Chief Constable Andy Rhodes, NPCC wellbeing lead and Service Director for Oscar Kilo, the National Police Wellbeing Service (NPWS), said:
“First of all, almost 35,000 people responded to the first ever national survey on wellbeing which in itself is a big positive.
“Looking at the results, we see some areas of progress, and other issues which strengthen our resolve to keep doing more.
“It’s clear that many people feel valued by their peers and supervisors – but less so by the organisation and the public – a gap we see in every survey that is directly linked to trust.
“Fatigue also leaps off the page, and this has a lot to do with our cultural acceptance in relation to things like disrupted sleep and all the risks it can bring to our health and operational decision making.
“On this specifically, the Oscar Kilo National Police Wellbeing Service team are already linking in with staff associations, wellbeing leads across the UK and experts from around the world to establish a specific area of work on fatigue as part of the national programme to ensure we address this.
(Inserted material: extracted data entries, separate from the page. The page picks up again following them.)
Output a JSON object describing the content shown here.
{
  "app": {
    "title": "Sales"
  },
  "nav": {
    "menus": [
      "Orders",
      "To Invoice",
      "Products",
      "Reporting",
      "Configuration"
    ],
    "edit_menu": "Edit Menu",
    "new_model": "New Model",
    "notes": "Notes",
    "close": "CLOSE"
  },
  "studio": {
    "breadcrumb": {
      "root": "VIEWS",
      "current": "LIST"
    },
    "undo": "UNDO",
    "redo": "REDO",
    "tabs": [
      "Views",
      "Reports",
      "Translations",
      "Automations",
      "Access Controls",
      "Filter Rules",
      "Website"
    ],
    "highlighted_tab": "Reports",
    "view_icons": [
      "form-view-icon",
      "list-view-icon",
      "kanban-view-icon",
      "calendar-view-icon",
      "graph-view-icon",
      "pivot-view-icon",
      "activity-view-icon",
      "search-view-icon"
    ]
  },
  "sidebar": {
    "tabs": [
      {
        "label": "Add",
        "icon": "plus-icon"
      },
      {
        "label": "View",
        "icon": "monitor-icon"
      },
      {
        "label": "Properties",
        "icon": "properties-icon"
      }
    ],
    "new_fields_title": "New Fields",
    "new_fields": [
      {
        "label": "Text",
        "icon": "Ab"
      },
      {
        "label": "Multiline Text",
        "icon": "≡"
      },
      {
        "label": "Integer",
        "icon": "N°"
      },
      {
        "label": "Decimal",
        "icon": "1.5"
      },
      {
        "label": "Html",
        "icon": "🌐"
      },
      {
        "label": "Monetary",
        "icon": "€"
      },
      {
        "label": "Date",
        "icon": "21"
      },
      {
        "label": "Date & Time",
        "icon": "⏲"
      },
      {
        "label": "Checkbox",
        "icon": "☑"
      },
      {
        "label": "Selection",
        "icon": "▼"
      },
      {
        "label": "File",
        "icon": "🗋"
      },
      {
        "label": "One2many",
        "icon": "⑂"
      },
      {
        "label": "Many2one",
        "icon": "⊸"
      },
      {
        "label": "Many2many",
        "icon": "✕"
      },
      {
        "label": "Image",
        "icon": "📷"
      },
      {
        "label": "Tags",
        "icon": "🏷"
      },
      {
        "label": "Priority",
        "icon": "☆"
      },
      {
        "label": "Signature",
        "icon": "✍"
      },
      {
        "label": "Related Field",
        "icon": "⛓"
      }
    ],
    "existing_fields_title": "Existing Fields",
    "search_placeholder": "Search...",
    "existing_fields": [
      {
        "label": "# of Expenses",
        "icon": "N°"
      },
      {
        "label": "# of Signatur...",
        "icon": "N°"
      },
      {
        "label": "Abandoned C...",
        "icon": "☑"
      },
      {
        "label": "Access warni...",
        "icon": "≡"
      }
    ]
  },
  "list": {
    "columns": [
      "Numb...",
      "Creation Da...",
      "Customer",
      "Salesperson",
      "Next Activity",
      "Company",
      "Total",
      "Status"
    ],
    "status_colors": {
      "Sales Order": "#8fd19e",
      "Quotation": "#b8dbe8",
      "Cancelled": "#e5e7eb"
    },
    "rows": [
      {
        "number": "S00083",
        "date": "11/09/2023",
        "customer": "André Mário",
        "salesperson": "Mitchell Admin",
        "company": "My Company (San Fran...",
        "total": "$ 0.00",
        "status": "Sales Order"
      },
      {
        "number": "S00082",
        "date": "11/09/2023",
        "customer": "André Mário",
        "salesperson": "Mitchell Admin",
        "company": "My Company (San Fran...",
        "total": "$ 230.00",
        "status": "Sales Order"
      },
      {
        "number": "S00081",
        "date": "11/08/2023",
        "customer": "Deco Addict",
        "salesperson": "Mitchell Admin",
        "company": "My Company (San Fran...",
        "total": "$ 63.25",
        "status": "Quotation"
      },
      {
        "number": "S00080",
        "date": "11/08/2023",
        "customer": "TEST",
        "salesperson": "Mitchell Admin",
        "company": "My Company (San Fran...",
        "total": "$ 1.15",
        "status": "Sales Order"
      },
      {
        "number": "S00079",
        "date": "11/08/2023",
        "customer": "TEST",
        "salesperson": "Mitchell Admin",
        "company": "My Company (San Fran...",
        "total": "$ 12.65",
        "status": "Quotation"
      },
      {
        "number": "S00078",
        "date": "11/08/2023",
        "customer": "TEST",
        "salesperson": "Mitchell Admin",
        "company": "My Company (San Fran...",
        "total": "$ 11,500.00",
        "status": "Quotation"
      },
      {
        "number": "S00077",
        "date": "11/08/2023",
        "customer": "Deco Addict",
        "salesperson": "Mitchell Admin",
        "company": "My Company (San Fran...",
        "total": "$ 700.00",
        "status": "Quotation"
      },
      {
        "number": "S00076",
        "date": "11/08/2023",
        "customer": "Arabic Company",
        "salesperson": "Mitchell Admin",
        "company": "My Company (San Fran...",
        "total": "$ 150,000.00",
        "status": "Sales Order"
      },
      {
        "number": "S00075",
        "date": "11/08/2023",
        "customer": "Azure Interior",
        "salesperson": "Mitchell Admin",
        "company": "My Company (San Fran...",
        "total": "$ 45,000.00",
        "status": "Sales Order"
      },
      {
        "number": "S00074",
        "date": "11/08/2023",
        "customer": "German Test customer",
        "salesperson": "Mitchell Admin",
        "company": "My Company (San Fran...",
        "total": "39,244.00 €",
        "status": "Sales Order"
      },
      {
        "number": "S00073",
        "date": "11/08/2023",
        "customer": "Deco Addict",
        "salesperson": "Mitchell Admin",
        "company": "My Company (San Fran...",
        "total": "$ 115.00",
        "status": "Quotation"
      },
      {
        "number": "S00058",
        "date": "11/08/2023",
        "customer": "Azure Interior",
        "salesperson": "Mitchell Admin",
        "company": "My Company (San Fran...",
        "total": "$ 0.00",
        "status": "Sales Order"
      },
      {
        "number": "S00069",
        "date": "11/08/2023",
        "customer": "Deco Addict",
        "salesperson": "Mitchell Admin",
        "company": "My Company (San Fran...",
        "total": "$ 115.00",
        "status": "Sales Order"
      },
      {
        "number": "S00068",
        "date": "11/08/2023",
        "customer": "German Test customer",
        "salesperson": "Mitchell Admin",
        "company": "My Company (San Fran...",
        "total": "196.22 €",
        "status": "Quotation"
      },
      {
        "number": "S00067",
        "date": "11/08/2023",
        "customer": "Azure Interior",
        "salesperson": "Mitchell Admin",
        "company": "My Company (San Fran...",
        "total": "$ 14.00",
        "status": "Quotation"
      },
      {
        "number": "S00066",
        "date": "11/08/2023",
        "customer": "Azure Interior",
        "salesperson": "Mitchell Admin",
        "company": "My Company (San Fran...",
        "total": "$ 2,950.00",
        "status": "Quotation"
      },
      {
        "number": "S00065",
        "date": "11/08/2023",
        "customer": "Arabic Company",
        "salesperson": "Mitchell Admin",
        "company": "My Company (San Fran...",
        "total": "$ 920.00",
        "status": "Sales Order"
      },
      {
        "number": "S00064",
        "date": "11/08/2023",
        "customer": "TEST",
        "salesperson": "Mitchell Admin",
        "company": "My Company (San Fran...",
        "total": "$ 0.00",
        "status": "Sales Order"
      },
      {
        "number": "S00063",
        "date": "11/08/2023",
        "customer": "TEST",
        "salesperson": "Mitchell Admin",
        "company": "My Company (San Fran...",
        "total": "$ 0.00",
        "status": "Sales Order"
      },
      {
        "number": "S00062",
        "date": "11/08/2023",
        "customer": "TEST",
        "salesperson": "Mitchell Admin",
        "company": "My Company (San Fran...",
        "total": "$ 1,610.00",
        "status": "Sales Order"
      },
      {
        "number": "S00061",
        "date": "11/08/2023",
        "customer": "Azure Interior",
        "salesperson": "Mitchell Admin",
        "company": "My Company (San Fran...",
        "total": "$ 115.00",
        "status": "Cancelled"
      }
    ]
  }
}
“One of the other key things evident from the findings, is that officers and staff tend to start on day one, new into the organisation, full of energy, but very quickly start to dip on almost all areas of wellbeing surveyed.
“Do we just shrug our shoulders and accept this as ‘how it is’ or do we refuse to accept it has to be so? We believe we can do more to maintain and even increase wellbeing from day one throughout our careers and the survey findings will help us make the point.”
Chief Constable Mike Cunningham, CEO of the College of Policing, said:
“The police workforce remain our greatest asset so it is vital we continue to support and enhance the health, wellbeing and resilience of officers and staff so they are best equipped to keep the public safe.
“This survey has now provided a baseline which the National Police Wellbeing Service will use to measure future progress, which will help to prioritise work at both a national level and in the support we provide to individual forces.
“The expectation now is that forces will also address the key themes identified in the survey as part of their local approach to wellbeing with the support of Oscar Kilo where needed.
“We will look to conduct the survey again the end of this year and then again in 2021 to assess progress and whether improvements are being achieved.”